La identidad por comparación es un juego sin salida, pero es un hábito que muchos damos por sentado. Puede que se haya convertido en nuestro método para medir nuestro valor en el mundo, nuestra contribución al cuerpo de Cristo e incluso nuestro rol como esposas y madres de familias. Si, como supuestamente dijo Theodore Roosevelt, «La comparación es el ladrón del contentamiento», el apóstol Pablo lo derribó con éxito: «He aprendido a contentarme, cualquiera que sea mi situación» (Filipenses 4:11).

En la misma carta, Pablo aborda un conflicto entre Evodia y Síntique, dos mujeres prominentes de la iglesia en desacuerdo. Les ruega que sean de un mismo sentir en el Señor, que se mantengan firmes (Filipenses 4:1-2). Solo podemos imaginar la causa de su conflicto, pero la exhortación de Pablo a la unidad las animó a valorar su relación como colegas en el ministerio y a aprender unas de otras con humildad. Como ellas, somos uno en el Señor y uno con las demás. Nuestros nombres están inscritos juntos en el libro de la vida. Estamos llamadas a trabajar juntas en el evangelio, no a dividirnos ni a competir por nuestras inseguridades (Filipenses 4:3).

Depongan las armas

Si te preguntas cómo dejar de luchar por ti misma, aquí tienes una pregunta clave para ayudarte a empezar: ¿Cuándo fue la última vez que entraste en una sala llena de mujeres y disfrutaste de todas? ¿De las habladoras y de las más reservadas? ¿De la líder que toma las riendas y de la dulce con el don de ayudar? ¿De la chica con el pelo y la manicura impecables y de aspecto natural sin una pizca de maquillaje?

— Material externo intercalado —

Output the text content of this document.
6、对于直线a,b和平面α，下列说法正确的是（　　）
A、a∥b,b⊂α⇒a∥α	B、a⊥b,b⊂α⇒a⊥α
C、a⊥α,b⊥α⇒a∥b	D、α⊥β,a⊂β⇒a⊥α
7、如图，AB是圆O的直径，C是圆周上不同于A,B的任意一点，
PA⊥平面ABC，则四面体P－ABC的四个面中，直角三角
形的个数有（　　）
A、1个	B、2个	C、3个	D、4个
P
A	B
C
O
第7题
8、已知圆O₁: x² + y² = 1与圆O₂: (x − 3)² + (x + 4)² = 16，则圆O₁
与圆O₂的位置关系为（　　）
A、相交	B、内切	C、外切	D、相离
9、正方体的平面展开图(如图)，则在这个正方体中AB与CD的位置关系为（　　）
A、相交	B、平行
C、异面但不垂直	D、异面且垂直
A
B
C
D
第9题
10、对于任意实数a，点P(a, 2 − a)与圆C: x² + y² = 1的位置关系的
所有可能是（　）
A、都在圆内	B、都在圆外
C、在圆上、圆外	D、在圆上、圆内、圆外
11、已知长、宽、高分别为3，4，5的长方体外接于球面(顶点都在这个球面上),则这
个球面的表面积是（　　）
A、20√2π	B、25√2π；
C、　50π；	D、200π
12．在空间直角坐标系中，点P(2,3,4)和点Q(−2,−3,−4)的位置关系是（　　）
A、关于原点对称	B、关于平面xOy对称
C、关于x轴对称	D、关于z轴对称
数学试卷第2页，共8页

Superar nuestra tendencia natural a compararnos, contrastar y encontrarnos deficientes (o a los demás) requiere un firme compromiso con la verdad de que Dios nos formó a cada uno de manera única antes de nacer (Jeremías 1:5). Superar la envidia y la competencia exige una profunda gratitud por el conjunto de cualidades físicas, intelectuales y espirituales que Dios nos ha dado, así como por la de nuestras hermanas.

Madres mayores, por gracia, podemos ser un ejemplo de camaradería sana. Podemos desaprender viejos e inútiles hábitos de competencia o comparación a medida que aprendemos a confiar en otras mujeres y a agradecer a Dios por el don de la amistad femenina. Las mujeres de todas las edades pueden aprender a cultivar un espíritu de contentamiento cuidando el consumo de redes sociales y participando con valentía en espacios donde las mujeres se conocen en conversaciones cara a cara o en el ministerio conjunto. Podemos comprometernos con la sana práctica de celebrar las decisiones y los logros de otras mujeres mientras cumplen su propósito único en el reino de Dios.